We expect multiple challenges to vaccine mandate, says legal expert

Emergency temporary standard facing rocky road to implementation, according to leading workplace safety lawyer

We expect multiple challenges to vaccine mandate, says legal expert

Early in September, President Biden announced that the Occupational Safety and Health Administration (OSHA) would issue an Emergency Temporary Standard (ETS) to require that all employers with 100 or more employees ensure that every eligible worker is either vaccinated, or submit to at least weekly COVID-19 testing. Now, almost a month later, the emergency plans are still being flesh out and questions abound as to what the ETS will look like:

“There’s been a lot of discussion and debate about [the ETS] and what that is going to mean for employers. The fact is, we don’t know exactly yet until we see the wording of that ETS and OSHA is currently working on drafting that,” says Melanie L. Paul, co-leader of law firm Jackson Lewis’ Workplace Safety and Health practice group.

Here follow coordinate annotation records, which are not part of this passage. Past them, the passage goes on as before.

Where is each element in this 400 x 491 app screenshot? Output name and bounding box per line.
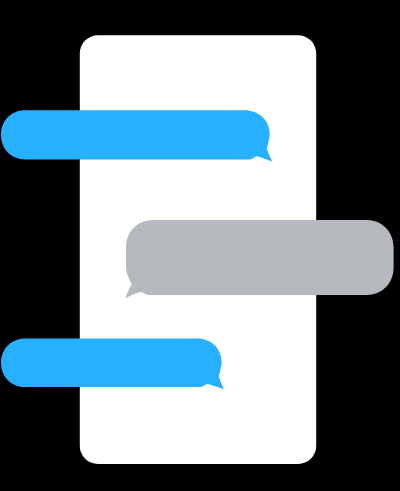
- button[interactable]: Phone: [79, 35, 318, 466]
- button[interactable]: Sent message: [1, 338, 228, 393]
- button[interactable]: Received message: [122, 220, 396, 301]
- button[interactable]: Sent message: [1, 110, 276, 165]
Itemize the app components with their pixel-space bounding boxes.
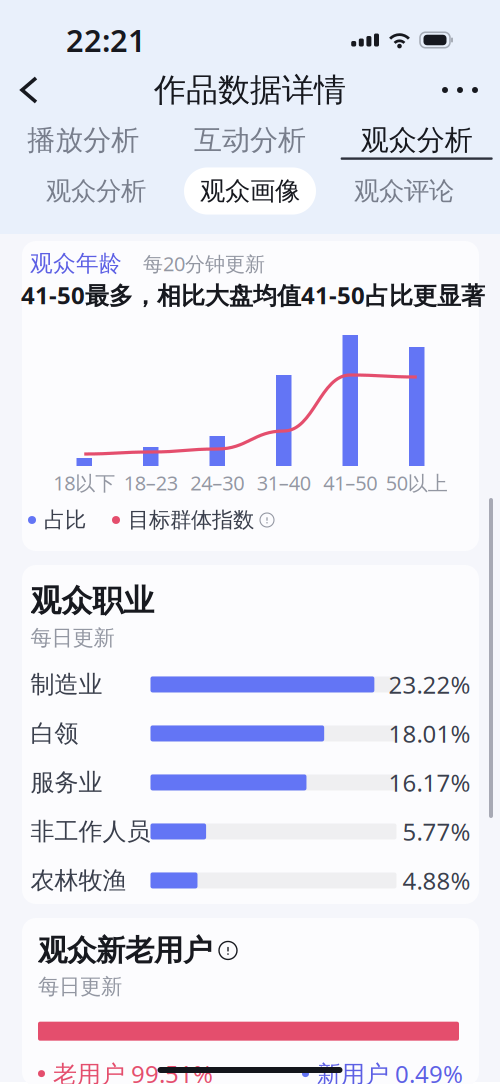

Paul says that over the course of its 50 year history, OSHA has not issued a large number of these emergency temporary standards. They are made for very special circumstances, where the agency gets to bypass the normal processes in place under the Administrative Procedures Act.

Challenges

Due to the contentious nature of vaccine mandates – not just in the U.S. but around the world – Paul says that challenges are to be expected.

“We fully expect there to be multiple legal challenges to this once it actually gets issued,” she says.

Indeed, a number of states’ attorney generals have already indicated that they would be fighting the mandate on a number of grounds and other organizations, industry groups and individual employers may seek to challenge it as well.

Arizona, for example, has already filed a lawsuit just based on Biden’s announcement of his Path Out of the Pandemic COVID-19 Action Plan. The lawsuit is based on the Equal Protection Clause of the U.S. Constitution, and alleges that undocumented aliens (i.e. those without an official status in the country) are being treated more favorably because they are not being required to be vaccinated while U.S. citizens will be when the ETS is issued. This lawsuit may be premature given that OSHA has not yet issued the ETS.

“There are a number of other hurdles that OSHA faces,” says Paul. “For example, in order to justify an ETS, [the government] has to show that there is a grave danger that supports the need for the ETS.”

Some argue that at this stage in the pandemic, the danger has waned – certainly with the introduction of voluntary vaccines.

In addition, those who oppose the ETS may question why it should apply to every industry rather than industries or sectors like healthcare where COVID-19 is an occupational hazard.

COVID-19 guidance depends on state to state – some states have governor mandates that prohibit either vaccine passports or prohibiting employers from requiring or mandating vaccines in the workplace.

This will be another yet challenge to the ETS.

Paul says that they also anticipate some challenges in court. For example, any organization challenging the ETS would request a temporary restraining order from enforcing the ETS. While the court case plays out, the ETS may not go into effect.

Employer concerns

What needs to be made clear is that OSHA will actually be giving employers an option to require the vaccine or to ensure that its workforce is undergoing regular testing if they are not vaccinated. This provision will be written into the ETS and does give employers an out if they do not want to mandate the vaccine for their workforce.

This alternative seems to have gotten lost in outrage the mandate has sparked among certain groups.

And even once the ETS is potentially put into place, employers still have questions, says Paul. From an administrative resource standpoint, are there enough testing companies and tests? Who should administer the tests? What types of tests will be sufficient? Who should pay for them?

Biden has also told OSHA that he wants paid time off to be included in the ETS, but it is questionable as to whether OSHA has authority to mandate paid time off – something which historically does not fall within the jurisdiction of the agency. But then again, one could make the argument that if an employee has COVID, you would certainly not want them in the workplace.  Requiring paid time off would potentially encourage employees vaccinated or not, from coming to work if they are experiencing any COVID-19 symptoms.

“These are all questions that people are raising, and that employers will need to know and understand in order to make an informed decision about which way they want to go with this,” says Paul.

OSHA

And though OSHA has been given this daunting task, how will it manage?

Would enforcement comes with penalties? What would the nature of the penalties be?

In addition to this, says Paul, it will be interesting to see – if the ETS takes effect, how the agency will oversee additional inspections:

“OSHA is already experiencing a record low of compliance safety and health officers and the agency is trying to fill positions. From a resource standpoint, the agency has already been stretched during the pandemic [and] it’s going to be a challenge for them to have the resources to try to conduct these inspections related to the vaccine ETS.”

While there isn’t a specific deadline for the ETS to be implemented, there are hopes that it will be completed by the end of the year.

Says Paul: “[OSHA] will want to draft [the ETS] to be as strong as possible to withstand any legal challenges that the agency might face.”